Some U.N. Security Council members suggested the European Union should
lead the probe through its Rule of Law Mission in Kosovo (EULEX) which the
Kosovars support.
But Churkin said EULEX is not enough. "We do not understand the
intention of some colleagues in the Security Council to limit the
investigation by the EULEX framework which has never dealt with such
things before," he said.
The ambassador said the UN investigation team should "closely
cooperate" with all interested states, as well as the UN Mission in Kosovo
and the European Union Rule of Law Mission there.
"A thorough, non-politicized and independent investigation will meet
the interests of establishing the truth and reconciliation in the
province," Churkin said adding the international community has no right to
make another mistake in probing human organ trafficking reports in Kosovo.
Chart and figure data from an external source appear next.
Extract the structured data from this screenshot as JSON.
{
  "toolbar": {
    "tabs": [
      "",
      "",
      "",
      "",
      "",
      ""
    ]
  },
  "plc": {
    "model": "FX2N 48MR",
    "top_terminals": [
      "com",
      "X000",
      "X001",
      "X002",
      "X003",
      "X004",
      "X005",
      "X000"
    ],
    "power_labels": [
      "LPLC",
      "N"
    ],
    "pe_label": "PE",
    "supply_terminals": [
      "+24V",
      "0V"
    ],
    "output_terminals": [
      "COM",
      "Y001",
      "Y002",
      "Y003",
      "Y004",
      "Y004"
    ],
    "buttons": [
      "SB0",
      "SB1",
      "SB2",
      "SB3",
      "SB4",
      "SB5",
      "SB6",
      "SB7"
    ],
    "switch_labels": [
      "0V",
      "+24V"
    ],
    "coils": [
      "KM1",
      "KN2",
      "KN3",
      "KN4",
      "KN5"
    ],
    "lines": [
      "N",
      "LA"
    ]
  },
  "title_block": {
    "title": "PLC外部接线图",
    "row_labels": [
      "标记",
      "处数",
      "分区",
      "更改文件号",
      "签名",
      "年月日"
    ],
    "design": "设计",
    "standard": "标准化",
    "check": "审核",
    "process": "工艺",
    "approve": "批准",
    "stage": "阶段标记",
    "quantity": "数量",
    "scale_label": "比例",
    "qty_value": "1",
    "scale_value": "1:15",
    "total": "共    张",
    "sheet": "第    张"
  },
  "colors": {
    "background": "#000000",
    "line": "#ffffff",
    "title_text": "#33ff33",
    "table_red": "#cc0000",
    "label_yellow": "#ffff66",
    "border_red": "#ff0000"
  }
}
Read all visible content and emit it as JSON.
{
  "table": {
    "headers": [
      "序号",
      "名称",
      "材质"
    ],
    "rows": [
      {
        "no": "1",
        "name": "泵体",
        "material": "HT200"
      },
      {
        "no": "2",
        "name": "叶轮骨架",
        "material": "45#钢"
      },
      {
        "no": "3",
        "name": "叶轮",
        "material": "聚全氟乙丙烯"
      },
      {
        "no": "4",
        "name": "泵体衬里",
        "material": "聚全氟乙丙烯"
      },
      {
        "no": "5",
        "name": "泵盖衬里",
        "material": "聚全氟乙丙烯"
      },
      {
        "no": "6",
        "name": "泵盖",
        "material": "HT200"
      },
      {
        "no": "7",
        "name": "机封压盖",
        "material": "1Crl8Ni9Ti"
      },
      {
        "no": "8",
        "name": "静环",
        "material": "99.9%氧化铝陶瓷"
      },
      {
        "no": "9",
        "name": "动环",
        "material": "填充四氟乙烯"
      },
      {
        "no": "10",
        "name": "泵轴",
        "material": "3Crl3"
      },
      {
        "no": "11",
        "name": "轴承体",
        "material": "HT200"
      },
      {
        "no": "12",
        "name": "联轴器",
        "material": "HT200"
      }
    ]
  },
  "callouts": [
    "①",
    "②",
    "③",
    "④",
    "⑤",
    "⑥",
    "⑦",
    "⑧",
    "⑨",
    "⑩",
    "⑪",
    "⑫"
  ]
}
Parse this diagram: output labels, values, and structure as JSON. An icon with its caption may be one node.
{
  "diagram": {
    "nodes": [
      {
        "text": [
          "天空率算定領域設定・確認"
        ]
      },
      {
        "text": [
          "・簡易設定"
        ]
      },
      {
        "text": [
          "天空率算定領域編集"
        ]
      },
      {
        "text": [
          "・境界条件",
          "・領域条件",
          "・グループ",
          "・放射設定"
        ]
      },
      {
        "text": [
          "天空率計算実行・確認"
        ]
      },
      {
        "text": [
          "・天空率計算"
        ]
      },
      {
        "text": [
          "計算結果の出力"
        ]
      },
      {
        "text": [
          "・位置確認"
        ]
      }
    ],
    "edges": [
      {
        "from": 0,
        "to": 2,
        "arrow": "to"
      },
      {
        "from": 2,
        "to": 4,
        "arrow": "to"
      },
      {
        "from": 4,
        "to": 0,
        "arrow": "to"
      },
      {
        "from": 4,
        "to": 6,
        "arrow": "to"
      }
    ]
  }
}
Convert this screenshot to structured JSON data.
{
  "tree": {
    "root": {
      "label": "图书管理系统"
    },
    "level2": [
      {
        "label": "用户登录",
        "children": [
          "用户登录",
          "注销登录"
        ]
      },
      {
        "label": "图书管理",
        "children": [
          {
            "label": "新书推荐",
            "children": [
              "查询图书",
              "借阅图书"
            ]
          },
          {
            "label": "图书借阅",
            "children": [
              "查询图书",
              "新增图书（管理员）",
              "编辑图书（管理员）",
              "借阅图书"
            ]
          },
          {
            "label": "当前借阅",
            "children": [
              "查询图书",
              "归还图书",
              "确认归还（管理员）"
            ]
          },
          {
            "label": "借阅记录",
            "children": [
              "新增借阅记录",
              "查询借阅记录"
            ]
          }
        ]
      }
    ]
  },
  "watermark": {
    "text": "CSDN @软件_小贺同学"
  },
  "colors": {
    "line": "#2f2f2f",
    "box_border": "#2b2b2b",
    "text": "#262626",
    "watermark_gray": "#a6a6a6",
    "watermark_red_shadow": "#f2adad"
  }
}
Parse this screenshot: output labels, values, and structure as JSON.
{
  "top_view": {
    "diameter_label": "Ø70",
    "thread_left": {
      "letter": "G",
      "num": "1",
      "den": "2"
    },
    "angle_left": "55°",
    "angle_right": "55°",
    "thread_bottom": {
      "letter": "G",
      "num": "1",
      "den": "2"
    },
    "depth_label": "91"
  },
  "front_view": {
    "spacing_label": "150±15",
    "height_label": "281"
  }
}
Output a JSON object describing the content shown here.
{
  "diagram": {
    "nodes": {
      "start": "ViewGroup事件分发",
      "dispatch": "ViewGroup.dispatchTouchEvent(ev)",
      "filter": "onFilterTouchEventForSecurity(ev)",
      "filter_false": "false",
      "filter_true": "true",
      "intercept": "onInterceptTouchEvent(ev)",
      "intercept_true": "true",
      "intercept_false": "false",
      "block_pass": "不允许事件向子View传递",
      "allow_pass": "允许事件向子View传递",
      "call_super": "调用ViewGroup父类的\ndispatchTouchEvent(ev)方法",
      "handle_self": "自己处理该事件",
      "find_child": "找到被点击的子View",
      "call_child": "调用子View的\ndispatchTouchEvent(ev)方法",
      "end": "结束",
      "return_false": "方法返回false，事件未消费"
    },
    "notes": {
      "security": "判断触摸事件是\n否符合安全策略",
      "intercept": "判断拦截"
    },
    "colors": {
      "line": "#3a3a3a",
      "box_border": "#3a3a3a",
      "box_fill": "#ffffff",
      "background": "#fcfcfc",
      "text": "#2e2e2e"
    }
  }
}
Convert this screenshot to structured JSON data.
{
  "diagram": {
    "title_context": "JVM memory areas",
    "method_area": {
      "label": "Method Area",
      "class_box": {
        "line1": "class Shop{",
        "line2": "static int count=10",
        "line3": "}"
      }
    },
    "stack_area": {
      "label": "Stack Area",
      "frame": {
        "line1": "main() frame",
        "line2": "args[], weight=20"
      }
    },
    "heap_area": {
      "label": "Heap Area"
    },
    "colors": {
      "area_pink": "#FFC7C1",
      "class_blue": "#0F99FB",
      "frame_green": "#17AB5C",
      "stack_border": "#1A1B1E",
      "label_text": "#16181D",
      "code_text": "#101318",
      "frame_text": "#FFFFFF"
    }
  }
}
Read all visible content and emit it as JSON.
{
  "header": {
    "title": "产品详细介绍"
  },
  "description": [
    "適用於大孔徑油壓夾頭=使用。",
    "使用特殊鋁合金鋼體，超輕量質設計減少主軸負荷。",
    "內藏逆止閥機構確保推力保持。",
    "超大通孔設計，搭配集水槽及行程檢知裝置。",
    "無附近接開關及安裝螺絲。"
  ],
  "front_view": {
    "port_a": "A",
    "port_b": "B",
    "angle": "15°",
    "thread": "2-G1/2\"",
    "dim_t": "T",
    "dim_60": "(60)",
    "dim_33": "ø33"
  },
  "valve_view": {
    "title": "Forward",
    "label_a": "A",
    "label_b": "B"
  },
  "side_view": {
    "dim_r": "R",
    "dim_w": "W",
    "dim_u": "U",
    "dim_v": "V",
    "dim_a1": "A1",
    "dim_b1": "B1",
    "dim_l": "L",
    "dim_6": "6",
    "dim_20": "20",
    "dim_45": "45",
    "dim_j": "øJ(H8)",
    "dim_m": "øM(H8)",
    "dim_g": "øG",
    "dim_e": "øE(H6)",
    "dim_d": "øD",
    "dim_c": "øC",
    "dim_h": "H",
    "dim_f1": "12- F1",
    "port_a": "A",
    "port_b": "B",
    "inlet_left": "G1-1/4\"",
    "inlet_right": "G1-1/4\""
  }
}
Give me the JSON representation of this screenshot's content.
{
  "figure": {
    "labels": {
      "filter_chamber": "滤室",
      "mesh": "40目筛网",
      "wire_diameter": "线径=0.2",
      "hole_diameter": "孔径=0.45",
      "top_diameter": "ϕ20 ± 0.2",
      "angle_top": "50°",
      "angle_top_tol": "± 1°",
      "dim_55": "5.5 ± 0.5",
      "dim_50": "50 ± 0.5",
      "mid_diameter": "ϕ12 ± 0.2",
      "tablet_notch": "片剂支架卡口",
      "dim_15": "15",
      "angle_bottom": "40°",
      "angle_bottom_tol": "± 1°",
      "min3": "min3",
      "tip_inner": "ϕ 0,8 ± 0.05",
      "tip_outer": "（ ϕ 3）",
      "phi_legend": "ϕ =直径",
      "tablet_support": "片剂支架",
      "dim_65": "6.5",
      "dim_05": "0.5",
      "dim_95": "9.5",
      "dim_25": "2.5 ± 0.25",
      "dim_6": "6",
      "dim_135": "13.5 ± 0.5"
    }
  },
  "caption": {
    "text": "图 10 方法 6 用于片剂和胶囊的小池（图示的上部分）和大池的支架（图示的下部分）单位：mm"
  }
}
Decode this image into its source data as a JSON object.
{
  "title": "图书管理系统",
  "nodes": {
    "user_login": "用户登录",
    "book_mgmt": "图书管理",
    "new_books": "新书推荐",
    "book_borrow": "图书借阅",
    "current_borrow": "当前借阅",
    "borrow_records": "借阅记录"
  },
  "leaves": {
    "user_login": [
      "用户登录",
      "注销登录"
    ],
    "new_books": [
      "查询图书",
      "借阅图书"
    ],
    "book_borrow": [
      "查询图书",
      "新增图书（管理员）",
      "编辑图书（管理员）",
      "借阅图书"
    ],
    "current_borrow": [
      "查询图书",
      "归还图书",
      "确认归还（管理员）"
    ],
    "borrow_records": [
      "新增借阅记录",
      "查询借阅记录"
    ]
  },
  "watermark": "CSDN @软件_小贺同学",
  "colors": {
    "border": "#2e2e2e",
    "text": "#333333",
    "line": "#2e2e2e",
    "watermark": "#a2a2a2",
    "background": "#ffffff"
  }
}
"It has once overlooked the grave crime. We have no right to make
another mistake," the ambassador said.
The first human organ trafficking allegations were published in a
book by former chief prosecutor of International Criminal Tribunal for the
former Yugoslavia Carla Del Ponte in which she claimed that Kosovo
Albanians smuggled human kidneys of kidnapped Serbs after the Kosovo war
ended in 1999.
Carla Del Ponte concluded that if the case was opened before the
Kosovo Albanian declaration of independence, the international community
would have a different stance on the Kosovo question.